Não sei se é falta de empenho da diplomacia portuguesa, mas seguramente que é falta de eficácia. (…) É a soma destas pequenas coisas que gera transtornos e constrangimentos às empresas.
Opinião partilhada pelo vice-presidente executivo da associação dos industriais da metalurgia e metalomecânica (AIMMAP) – “não sei se é falta de empenho, mas seguramente que é falta de eficácia”, responde Rafael Campos Pereira –, ainda que concorde que “não [sendo] muito difícil obter vistos para a China, a questão não é dramática”.
“Em todo o caso, como é óbvio, tudo seria mais simples se houvesse isenção.
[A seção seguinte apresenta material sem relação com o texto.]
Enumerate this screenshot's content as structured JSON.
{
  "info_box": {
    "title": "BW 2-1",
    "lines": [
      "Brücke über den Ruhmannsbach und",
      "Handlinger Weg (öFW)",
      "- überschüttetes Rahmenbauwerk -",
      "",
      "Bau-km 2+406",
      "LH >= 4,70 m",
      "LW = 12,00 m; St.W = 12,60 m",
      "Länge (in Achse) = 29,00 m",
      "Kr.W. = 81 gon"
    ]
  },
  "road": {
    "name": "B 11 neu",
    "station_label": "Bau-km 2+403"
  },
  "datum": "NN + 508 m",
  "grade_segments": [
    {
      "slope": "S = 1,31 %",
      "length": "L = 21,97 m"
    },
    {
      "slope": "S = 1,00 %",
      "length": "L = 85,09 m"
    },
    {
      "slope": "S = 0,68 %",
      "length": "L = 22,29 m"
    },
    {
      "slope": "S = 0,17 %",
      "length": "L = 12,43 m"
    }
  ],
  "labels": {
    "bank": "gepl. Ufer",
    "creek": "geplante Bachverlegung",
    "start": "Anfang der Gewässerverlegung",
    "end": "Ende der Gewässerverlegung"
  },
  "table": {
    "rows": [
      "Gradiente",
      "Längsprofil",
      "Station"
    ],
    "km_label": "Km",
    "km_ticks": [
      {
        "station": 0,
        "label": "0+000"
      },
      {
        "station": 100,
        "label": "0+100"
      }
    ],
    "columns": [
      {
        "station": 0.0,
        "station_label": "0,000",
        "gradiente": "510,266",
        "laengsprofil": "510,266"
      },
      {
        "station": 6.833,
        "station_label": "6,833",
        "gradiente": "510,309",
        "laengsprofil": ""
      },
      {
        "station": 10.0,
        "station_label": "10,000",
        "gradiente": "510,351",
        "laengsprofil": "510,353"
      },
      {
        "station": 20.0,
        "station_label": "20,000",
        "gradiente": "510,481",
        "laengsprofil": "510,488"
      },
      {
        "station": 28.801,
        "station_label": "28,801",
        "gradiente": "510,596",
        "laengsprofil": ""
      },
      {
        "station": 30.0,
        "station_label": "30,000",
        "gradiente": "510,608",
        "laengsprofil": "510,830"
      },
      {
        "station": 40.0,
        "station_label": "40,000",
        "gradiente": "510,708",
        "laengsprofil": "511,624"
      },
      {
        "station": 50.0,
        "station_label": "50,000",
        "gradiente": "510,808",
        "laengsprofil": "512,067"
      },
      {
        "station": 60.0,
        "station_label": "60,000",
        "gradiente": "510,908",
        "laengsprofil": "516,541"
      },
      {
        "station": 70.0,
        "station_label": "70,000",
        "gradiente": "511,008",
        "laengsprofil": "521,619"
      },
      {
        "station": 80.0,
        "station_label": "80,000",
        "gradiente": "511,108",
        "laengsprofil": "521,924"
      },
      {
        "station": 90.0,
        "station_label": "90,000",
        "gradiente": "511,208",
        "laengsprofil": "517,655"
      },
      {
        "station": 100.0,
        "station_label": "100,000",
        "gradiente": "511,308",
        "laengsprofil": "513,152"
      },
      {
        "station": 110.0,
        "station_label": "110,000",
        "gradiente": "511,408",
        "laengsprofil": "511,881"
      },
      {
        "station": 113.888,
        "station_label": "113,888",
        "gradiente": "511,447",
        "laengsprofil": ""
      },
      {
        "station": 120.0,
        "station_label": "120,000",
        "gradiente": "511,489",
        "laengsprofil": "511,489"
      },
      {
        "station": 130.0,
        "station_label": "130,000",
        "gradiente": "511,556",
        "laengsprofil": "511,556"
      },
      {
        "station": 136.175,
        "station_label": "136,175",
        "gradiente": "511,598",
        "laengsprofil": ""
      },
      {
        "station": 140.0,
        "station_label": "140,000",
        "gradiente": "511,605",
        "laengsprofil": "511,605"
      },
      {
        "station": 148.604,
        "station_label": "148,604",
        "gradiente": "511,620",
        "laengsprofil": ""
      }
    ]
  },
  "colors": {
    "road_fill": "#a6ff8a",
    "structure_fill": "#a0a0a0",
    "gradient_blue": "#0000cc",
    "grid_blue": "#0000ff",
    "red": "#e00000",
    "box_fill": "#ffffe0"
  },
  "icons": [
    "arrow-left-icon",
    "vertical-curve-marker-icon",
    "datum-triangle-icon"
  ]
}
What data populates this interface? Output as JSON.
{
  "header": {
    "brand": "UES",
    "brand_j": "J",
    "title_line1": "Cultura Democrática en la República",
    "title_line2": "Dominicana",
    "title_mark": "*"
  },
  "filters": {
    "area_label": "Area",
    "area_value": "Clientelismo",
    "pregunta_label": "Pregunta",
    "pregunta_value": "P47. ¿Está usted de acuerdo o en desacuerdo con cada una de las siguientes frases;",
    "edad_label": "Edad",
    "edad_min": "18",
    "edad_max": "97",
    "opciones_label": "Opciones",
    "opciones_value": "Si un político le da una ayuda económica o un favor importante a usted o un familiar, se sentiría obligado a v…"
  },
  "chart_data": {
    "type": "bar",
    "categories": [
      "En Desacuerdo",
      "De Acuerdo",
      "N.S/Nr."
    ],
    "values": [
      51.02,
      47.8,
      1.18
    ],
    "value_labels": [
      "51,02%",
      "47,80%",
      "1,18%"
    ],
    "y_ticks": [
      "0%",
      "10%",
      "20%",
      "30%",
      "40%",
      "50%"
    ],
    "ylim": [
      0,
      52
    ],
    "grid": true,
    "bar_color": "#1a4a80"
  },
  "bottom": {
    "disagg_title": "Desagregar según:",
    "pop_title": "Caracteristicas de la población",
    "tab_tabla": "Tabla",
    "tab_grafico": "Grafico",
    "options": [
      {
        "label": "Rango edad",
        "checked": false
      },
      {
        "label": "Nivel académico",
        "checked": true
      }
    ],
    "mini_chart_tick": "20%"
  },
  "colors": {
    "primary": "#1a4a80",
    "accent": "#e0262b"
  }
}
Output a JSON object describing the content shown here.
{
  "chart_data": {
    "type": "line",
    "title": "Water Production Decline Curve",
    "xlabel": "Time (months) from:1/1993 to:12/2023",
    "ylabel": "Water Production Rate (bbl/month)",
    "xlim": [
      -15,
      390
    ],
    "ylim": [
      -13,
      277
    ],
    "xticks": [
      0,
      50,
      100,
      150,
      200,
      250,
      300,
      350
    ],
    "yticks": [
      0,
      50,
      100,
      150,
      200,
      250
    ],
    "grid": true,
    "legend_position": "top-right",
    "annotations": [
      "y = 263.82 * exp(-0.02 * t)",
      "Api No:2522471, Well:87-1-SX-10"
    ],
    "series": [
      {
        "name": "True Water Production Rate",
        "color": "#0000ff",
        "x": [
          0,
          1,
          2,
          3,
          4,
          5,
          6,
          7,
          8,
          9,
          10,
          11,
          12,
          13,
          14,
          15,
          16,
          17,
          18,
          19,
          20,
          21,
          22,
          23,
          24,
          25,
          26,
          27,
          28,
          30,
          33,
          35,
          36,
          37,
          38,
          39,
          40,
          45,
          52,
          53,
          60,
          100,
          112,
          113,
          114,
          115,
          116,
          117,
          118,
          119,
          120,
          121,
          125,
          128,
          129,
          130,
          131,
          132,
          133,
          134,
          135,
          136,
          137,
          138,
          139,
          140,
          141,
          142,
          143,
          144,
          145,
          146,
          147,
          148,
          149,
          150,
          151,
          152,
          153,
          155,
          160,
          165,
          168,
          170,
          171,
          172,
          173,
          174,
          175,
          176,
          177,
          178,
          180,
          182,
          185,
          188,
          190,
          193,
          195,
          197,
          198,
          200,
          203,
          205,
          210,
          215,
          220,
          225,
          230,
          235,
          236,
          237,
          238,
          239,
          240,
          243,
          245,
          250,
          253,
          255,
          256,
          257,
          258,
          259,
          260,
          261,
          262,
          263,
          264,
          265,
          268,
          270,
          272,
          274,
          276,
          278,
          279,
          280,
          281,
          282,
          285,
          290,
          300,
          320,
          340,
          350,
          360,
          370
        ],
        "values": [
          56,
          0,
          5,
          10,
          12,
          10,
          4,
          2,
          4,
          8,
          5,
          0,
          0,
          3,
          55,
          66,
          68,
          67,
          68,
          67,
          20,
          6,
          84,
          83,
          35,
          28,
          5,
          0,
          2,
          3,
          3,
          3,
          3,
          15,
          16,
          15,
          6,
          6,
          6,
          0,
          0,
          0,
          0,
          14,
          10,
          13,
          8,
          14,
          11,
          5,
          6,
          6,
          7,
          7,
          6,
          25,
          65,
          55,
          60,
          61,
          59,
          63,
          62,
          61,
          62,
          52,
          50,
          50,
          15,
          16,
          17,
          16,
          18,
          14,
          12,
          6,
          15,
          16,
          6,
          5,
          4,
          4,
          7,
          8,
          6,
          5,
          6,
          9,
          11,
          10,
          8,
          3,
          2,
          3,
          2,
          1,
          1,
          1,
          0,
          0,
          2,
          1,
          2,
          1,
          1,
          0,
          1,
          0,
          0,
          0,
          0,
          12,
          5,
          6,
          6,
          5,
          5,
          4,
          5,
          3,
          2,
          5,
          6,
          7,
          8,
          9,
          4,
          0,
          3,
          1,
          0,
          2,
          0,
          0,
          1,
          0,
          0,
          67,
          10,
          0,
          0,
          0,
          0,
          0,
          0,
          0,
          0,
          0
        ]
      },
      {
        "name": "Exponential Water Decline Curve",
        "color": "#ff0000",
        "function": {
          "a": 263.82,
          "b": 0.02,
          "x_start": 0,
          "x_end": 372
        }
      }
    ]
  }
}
É a soma destas pequenas coisas que gera transtornos e constrangimentos às empresas”, remata Rafael Campos Pereira, porta-voz do setor mais exportador da economia portuguesa (as vendas ao exterior atingiram em 2023 um novo recorde de 24.017 milhões de euros) e que ocupa também a vice-presidência da CIP – Confederação Empresarial de Portugal.